Come spesso succede era già tutto annunciato. Il primo ottobre Hadm Al-Aswar, un organizzazione mediatica collegata all'Isis, aveva diffuso un video intitolato «Respingere la croce» in cui si accusavano i Paesi europei di insultare Maometto, bombardare le cellule dello Stato Islamico e massacrare i musulmani. La risposta a queste azioni, spiegava il filmato, doveva arrivare dai lupi solitari. A loro spettava il compito di mettere a segno attacchi nel cuore dell'Europa e uccidere il maggior numero possibile di civili cristiani.
Neanche due settimane dopo quell'invito è già realtà. Lo spietato accoltellamento del deputato conservato David Amess colpito, non a caso, all'interno di una chiesa metodista nell'Essex è la risposta più esplicita all'appello dell'Isis. E non è la prima. Il preludio dell'offensiva dei «lupi solitari» invocata dallo Stato Islamico è stato annunciato solo tre giorni fa - era mercoledì sera - dal massacro, a colpi di arco e frecce, messo a segno a Konsberg, in Norvegia, da Espen Andersen Brathen, un danese di 37 anni convertito all'Islam radicale.
Il messaggio che già avremmo dovuto apprendere ma, complice la pandemia, abbiamo rimosso è semplice e chiaro. Il terrore islamista per colpirci non ha più bisogno né di un Califfato, né di un'organizzazione articolata come l'Al Qaida di Bin Laden o lo Stato Islamico di Al Bagdadi. Ormai in molti stati europei il numero di convertiti, di migranti e di cittadini musulmani guidati dall'Islam più fanatico ed integralista è talmente elevato da rappresentare un autentico esercito fantasma. Un esercito capace di colpirci anche senza il sostegno esterno di quartieri generali e basi all'estero. Per sollecitarne l'azione, mobilitarlo e colpirci bastano ormai un video e una voce in rete.

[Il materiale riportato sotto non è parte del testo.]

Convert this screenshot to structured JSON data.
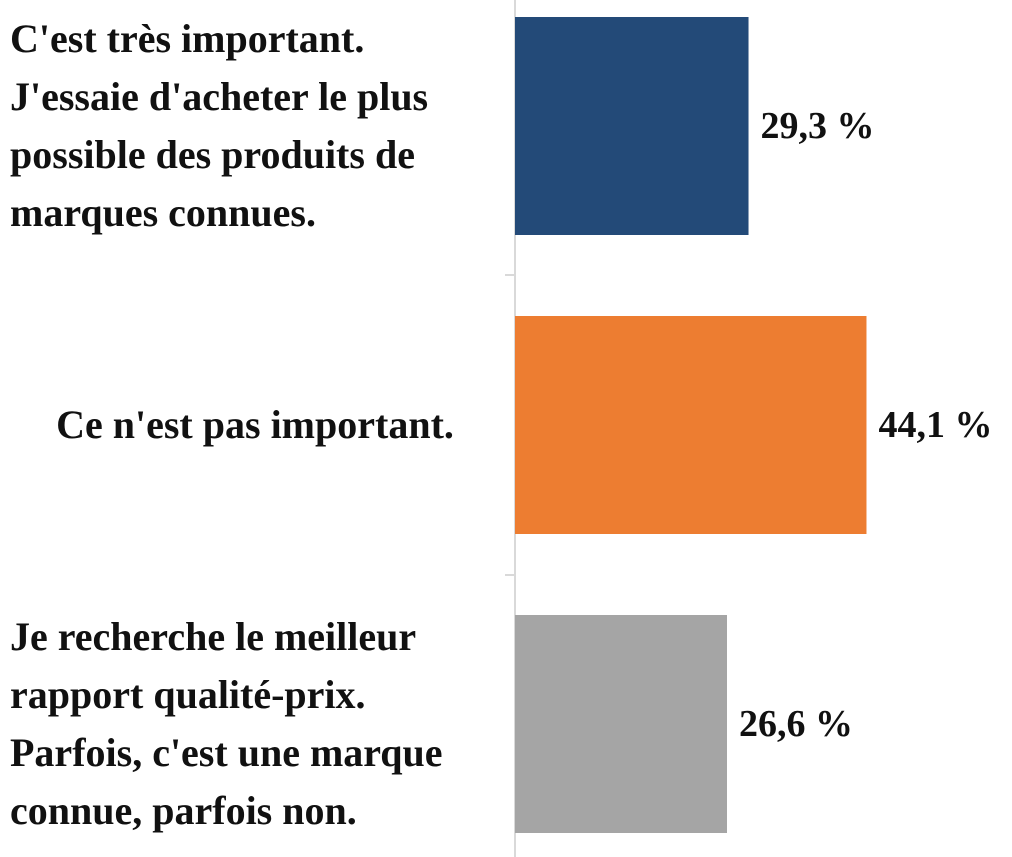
{
  "chart_data": {
    "type": "barh",
    "categories": [
      "C'est très important. J'essaie d'acheter le plus possible des produits de marques connues.",
      "Ce n'est pas important.",
      "Je recherche le meilleur rapport qualité-prix. Parfois, c'est une marque connue, parfois non."
    ],
    "values": [
      29.3,
      44.1,
      26.6
    ],
    "value_labels": [
      "29,3 %",
      "44,1 %",
      "26,6 %"
    ],
    "colors": [
      "#234a78",
      "#ed7d31",
      "#a5a5a5"
    ]
  }
}
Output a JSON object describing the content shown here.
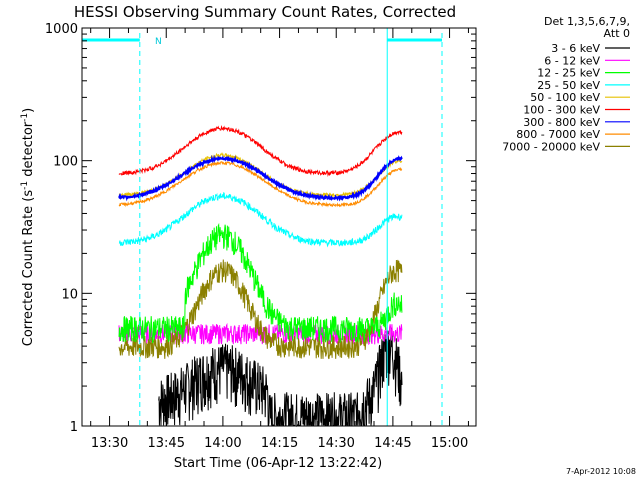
{
  "chart_data": {
    "type": "line",
    "title": "HESSI Observing Summary Count Rates, Corrected",
    "xlabel": "Start Time (06-Apr-12 13:22:42)",
    "ylabel_main": "Corrected Count Rate (s",
    "ylabel_sup1": "-1",
    "ylabel_mid": " detector",
    "ylabel_sup2": "-1",
    "ylabel_end": ")",
    "yscale": "log",
    "ylim": [
      1,
      1000
    ],
    "xlim_minutes": [
      "13:22:42",
      "15:07:00"
    ],
    "x_ticks": [
      "13:30",
      "13:45",
      "14:00",
      "14:15",
      "14:30",
      "14:45",
      "15:00"
    ],
    "y_ticks": [
      "1",
      "10",
      "100",
      "1000"
    ],
    "legend_header": [
      "Det 1,3,5,6,7,9,",
      "Att 0"
    ],
    "legend_position": "top-right",
    "series": [
      {
        "name": "3 - 6 keV",
        "color": "#000000"
      },
      {
        "name": "6 - 12 keV",
        "color": "#ff00ff"
      },
      {
        "name": "12 - 25 keV",
        "color": "#00ff00"
      },
      {
        "name": "25 - 50 keV",
        "color": "#00ffff"
      },
      {
        "name": "50 - 100 keV",
        "color": "#e6c000"
      },
      {
        "name": "100 - 300 keV",
        "color": "#ff0000"
      },
      {
        "name": "300 - 800 keV",
        "color": "#0000ff"
      },
      {
        "name": "800 - 7000 keV",
        "color": "#ff8c00"
      },
      {
        "name": "7000 - 20000 keV",
        "color": "#8b8000"
      }
    ],
    "night_marker_label": "N",
    "night_marker_color": "#00ffff",
    "timestamp": "7-Apr-2012 10:08"
  }
}
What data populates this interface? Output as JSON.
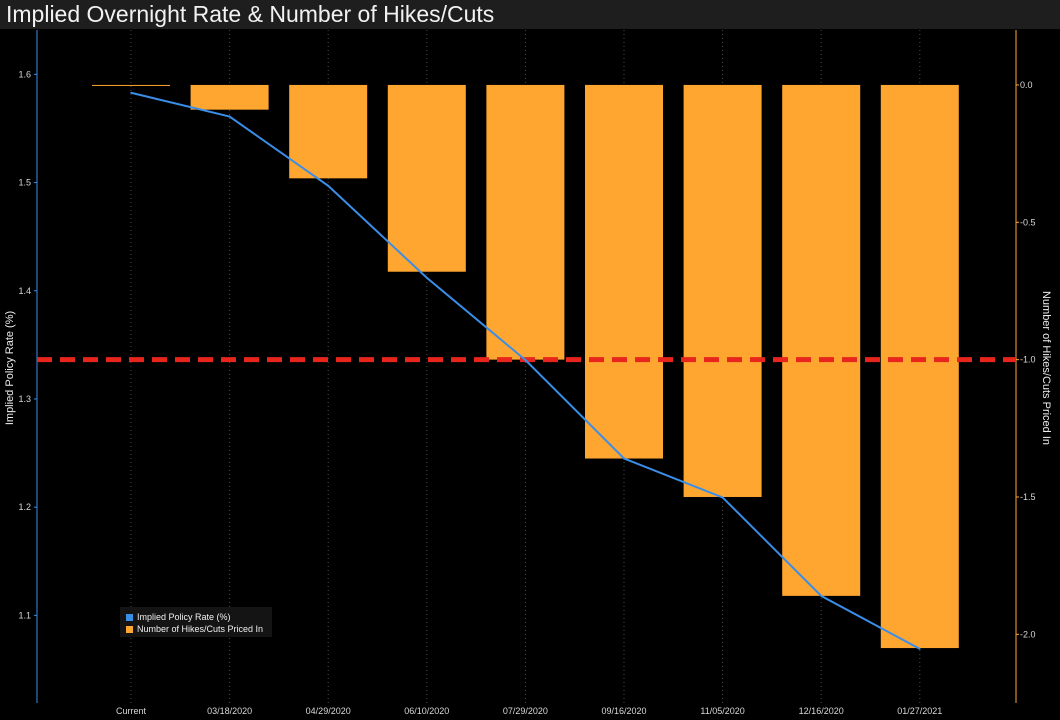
{
  "title": "Implied Overnight Rate & Number of Hikes/Cuts",
  "colors": {
    "background": "#000000",
    "line": "#3b8ee8",
    "bars": "#ffa630",
    "threshold": "#e8251c",
    "left_axis": "#3b8ee8",
    "right_axis": "#ffa630"
  },
  "legend": {
    "line_label": "Implied Policy Rate (%)",
    "bar_label": "Number of Hikes/Cuts Priced In"
  },
  "chart_data": {
    "type": "bar",
    "categories": [
      "Current",
      "03/18/2020",
      "04/29/2020",
      "06/10/2020",
      "07/29/2020",
      "09/16/2020",
      "11/05/2020",
      "12/16/2020",
      "01/27/2021"
    ],
    "series": [
      {
        "name": "Implied Policy Rate (%)",
        "type": "line",
        "axis": "left",
        "values": [
          1.583,
          1.561,
          1.497,
          1.412,
          1.336,
          1.245,
          1.209,
          1.118,
          1.069
        ]
      },
      {
        "name": "Number of Hikes/Cuts Priced In",
        "type": "bar",
        "axis": "right",
        "values": [
          0.0,
          -0.09,
          -0.34,
          -0.68,
          -1.0,
          -1.36,
          -1.5,
          -1.86,
          -2.05
        ]
      }
    ],
    "reference_line": {
      "axis": "right",
      "value": -1.0,
      "style": "dashed"
    },
    "ylabel_left": "Implied Policy Rate (%)",
    "ylabel_right": "Number of Hikes/Cuts Priced In",
    "ylim_left": [
      1.019,
      1.641
    ],
    "yticks_left": [
      "1.1",
      "1.2",
      "1.3",
      "1.4",
      "1.5",
      "1.6"
    ],
    "ylim_right": [
      -2.25,
      0.2
    ],
    "yticks_right": [
      "-2.0",
      "-1.5",
      "-1.0",
      "-0.5",
      "0.0"
    ],
    "grid": "vertical-dotted",
    "legend_position": "bottom-left"
  }
}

Ma a moltiplicare la nostra vulnerabilità contribuisce anche la sensazione di debolezza che abbiamo trasmesso ai nostri nemici. La vittoria talebana e la resa vergognosa dell'Occidente non sono passate invano. La fuga da Kabul ha convinto i militanti islamisti di aver davanti non dei nemici autentici, ma, bensì, le comparse pavide e inette di mondo in crisi ormai incapace di battersi per proprie convinzioni e per i propri alleati. Questo li ha convinti che la sconfitta del Califfato non era stata, in fondo, così rilevante. Anche perché l'Occidente dopo averla conseguita ha consegnato alla mattanza dell'islamista Erdogan quei miliziani curdi a cui dovevano la conquista di Mosul e a Raqqa.
E ancor più ignominiosamente non ha avuto la forza di estradare, giudicare e condannare quei terroristi che sotto le bandiere dell'Isis avevano seminato paura e morte nelle sue città. Consapevoli di non aver la forza per condannarli i governi europei hanno preferito delegare la loro condanna ai tribunali iracheni o, peggio, lasciarli nei campi di detenzione curdi in Siria. Con questa condotta si sono create le premesse per la rinascita dell'Isis.
Grazie ai soldi provenienti da un Islam radicale che conta su ricchi e interessati finanziatori in molti paesi del Golfo centinaia di terroristi sono fuggiti dai campi
curdi in Siria e sono tornati combattere in Irak. Non a caso da quelle parti sono rincominciati attentati e stragi. Ma ora il terrore è tornato anche nelle nostre città. E si prepara ad inchiodarci alle nostre debolezze.